# beagle clubs and trials



## michhutr (Jan 16, 2009)

Anyone aware of and clubs in the Livingston County area? Also, for someone interested in getting started in trials where can you find a listing of trial dates?

Thanks for the help


----------



## mi_steelman (Jan 11, 2009)

go to www ukcdogs com..i cant post urls yet... and click on message boards and go the the beagle hunting, they will have the trial schedule at the top in a sticky. hope this helps


----------



## micooner (Dec 20, 2003)

You can go to akc for their trial listings and locations also.


----------



## michhutr (Jan 16, 2009)

thanks for the info. hopefully get out this weekend but the temps not looking good.


----------



## tmacguire (Jul 14, 2005)

There are two ARHA progressive pack clubs in the Thumb.

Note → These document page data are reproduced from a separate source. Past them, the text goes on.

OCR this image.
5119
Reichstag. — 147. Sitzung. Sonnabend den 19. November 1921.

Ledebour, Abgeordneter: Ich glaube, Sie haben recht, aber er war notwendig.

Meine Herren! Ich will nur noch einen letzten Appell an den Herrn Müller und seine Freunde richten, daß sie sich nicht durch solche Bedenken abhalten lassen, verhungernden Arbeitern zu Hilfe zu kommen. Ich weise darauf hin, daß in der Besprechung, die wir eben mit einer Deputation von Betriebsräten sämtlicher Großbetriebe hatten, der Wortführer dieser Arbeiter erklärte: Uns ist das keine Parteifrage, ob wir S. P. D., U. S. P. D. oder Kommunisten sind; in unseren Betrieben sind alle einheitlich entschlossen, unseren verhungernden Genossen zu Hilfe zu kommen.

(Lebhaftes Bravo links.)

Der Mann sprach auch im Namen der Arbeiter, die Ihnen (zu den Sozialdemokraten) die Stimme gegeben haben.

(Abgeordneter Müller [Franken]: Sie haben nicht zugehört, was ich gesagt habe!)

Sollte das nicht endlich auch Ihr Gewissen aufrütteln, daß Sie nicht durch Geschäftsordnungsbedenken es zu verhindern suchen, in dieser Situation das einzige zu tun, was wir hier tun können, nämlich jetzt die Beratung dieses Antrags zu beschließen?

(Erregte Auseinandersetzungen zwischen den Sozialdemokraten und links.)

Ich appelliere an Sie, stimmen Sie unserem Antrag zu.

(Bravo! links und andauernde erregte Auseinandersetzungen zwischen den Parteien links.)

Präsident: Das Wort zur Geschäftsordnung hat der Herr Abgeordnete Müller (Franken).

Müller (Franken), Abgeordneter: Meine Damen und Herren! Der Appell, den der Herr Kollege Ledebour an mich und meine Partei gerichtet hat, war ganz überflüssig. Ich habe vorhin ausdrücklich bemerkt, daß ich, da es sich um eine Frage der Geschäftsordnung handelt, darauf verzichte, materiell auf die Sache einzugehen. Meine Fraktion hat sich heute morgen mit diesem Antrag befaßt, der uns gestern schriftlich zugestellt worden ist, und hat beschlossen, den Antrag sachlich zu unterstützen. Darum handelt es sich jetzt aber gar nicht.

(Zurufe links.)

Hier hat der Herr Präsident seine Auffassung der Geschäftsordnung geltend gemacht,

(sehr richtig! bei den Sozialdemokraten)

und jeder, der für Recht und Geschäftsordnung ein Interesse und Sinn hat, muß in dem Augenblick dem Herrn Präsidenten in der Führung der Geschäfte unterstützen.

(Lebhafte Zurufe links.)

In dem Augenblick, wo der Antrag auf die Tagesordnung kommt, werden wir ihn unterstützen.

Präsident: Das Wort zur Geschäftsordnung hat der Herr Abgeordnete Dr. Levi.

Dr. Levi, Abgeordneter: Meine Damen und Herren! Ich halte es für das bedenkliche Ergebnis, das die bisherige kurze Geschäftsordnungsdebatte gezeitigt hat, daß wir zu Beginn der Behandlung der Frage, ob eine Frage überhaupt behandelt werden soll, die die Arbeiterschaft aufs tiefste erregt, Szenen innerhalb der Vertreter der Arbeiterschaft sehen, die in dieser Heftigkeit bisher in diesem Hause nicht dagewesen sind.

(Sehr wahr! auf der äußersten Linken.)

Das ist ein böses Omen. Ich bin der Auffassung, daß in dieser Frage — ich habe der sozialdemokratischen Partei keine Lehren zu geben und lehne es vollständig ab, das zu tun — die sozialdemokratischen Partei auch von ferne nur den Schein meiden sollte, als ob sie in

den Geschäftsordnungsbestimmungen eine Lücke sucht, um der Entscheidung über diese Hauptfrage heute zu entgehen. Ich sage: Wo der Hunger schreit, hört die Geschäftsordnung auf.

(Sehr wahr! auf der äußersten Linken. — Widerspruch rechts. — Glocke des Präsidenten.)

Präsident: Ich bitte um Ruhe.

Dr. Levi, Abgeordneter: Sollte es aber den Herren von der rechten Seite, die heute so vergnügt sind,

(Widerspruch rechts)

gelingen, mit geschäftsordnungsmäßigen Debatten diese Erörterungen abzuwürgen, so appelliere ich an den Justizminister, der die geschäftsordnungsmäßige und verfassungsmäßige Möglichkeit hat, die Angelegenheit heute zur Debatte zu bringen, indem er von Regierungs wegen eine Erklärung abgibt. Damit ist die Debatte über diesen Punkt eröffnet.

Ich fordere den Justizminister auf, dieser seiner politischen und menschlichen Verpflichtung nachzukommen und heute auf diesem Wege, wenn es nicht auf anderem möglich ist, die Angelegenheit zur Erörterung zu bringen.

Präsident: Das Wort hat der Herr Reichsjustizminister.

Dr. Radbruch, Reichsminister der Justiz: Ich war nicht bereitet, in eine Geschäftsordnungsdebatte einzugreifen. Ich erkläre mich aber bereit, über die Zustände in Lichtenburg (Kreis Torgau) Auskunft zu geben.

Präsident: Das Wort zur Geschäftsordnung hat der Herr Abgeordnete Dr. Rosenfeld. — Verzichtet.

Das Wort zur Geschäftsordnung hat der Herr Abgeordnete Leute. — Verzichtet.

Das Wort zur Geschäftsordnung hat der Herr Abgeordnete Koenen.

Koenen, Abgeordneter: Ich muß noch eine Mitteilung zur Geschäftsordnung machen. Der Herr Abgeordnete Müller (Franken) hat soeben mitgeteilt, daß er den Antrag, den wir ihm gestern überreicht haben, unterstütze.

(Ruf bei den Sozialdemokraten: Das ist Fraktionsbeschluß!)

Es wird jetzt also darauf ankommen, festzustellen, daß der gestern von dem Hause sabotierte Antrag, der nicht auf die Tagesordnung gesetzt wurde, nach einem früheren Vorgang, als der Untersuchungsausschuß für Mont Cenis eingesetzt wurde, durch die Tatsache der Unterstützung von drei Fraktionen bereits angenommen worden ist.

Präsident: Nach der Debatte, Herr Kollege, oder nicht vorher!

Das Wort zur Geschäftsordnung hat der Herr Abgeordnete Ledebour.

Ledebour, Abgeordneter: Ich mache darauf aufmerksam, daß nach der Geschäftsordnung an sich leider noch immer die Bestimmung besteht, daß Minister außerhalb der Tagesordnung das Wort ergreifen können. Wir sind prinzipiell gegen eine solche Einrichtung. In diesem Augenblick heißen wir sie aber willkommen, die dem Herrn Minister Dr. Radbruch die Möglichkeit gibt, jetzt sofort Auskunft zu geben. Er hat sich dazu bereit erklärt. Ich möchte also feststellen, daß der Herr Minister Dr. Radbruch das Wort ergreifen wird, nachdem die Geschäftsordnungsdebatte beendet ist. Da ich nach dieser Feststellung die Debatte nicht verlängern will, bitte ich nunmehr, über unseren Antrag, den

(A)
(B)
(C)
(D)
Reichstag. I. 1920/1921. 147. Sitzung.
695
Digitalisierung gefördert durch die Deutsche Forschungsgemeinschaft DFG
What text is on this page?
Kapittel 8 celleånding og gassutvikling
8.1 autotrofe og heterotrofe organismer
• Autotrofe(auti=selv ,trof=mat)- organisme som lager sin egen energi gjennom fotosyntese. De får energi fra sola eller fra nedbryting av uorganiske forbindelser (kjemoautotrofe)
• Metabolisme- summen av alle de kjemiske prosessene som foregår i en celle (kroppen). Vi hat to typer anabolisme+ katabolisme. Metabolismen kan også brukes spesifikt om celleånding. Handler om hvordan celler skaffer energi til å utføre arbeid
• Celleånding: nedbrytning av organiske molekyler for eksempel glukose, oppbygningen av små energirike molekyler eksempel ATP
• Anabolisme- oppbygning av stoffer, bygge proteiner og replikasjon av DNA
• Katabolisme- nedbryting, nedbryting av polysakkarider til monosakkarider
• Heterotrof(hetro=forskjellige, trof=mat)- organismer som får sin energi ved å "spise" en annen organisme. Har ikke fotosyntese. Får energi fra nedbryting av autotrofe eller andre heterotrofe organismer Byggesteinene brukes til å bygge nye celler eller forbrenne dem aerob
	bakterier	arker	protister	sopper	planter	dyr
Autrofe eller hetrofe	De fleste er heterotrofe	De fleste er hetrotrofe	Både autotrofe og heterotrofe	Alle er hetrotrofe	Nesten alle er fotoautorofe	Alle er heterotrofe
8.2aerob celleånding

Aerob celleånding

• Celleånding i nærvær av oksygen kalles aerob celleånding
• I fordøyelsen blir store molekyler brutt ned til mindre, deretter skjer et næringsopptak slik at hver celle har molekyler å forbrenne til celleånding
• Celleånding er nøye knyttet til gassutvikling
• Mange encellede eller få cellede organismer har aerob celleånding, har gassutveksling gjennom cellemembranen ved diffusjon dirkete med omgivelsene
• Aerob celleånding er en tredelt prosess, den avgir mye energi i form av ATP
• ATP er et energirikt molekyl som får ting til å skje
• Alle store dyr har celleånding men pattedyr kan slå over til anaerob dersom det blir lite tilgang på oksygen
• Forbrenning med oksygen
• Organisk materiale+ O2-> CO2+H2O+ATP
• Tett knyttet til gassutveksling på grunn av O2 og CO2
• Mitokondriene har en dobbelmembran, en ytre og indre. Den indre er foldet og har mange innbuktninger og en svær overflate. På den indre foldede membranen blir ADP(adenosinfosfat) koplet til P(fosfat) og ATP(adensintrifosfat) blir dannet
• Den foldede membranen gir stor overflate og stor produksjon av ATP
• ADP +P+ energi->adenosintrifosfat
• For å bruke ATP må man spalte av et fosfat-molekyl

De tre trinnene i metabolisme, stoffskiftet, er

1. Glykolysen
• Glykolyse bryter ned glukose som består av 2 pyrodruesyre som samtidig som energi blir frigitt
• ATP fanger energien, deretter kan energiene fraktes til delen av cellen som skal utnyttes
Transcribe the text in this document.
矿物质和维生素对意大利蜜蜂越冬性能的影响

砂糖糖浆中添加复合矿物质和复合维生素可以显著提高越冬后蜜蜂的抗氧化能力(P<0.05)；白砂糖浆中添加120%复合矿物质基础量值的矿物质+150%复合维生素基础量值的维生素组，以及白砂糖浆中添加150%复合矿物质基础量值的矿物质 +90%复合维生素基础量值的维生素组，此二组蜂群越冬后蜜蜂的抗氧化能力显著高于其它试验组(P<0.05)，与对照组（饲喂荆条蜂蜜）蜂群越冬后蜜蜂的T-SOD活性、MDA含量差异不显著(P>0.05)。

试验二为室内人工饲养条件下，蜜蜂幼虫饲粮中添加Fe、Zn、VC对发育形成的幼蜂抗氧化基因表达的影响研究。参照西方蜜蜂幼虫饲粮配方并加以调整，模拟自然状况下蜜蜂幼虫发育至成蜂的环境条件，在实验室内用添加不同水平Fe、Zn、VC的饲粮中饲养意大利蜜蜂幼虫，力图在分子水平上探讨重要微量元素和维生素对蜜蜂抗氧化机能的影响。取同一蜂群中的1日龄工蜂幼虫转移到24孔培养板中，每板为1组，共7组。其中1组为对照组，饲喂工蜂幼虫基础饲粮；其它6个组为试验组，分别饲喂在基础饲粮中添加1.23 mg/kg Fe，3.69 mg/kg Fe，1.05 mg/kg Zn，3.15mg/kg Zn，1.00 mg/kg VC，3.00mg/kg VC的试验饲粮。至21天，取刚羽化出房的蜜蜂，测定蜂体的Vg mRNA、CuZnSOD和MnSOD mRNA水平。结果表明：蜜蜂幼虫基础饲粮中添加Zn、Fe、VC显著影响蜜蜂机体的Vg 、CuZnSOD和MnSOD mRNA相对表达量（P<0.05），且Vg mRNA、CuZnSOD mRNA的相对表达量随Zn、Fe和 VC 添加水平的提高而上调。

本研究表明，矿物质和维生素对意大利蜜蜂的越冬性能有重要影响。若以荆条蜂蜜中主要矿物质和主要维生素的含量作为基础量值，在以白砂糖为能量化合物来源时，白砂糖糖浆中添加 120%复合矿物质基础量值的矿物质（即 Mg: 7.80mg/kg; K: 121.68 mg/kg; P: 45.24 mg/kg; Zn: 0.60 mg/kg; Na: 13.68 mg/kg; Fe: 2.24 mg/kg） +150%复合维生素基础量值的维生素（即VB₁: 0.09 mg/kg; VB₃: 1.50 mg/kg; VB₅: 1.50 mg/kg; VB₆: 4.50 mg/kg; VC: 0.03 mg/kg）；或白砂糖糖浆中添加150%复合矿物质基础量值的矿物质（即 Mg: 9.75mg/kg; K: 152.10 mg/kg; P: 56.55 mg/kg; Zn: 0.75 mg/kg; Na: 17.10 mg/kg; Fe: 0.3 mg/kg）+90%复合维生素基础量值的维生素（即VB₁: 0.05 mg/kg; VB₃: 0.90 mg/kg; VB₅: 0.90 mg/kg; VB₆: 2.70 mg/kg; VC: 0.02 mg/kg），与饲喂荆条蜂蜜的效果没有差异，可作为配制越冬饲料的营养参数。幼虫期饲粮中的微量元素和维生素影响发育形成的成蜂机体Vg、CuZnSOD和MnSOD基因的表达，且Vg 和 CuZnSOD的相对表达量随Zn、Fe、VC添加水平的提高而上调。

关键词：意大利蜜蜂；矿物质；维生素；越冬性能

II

Thunb Area Beagle Club and Eastern Michigan Beagle Club. Thumb is having a trial this weekend on sat. and sun. The dogs have to be NKC which you can do there and you have to be a member of a ARHA club to enter. Hope this helps. You can go to ARHA.com for more info.


----------



## rusty7 (Dec 8, 2005)

Best thing that you can do is attend a couple of the trials in the different formats and see what style you like and what would be best suited for your dog


----------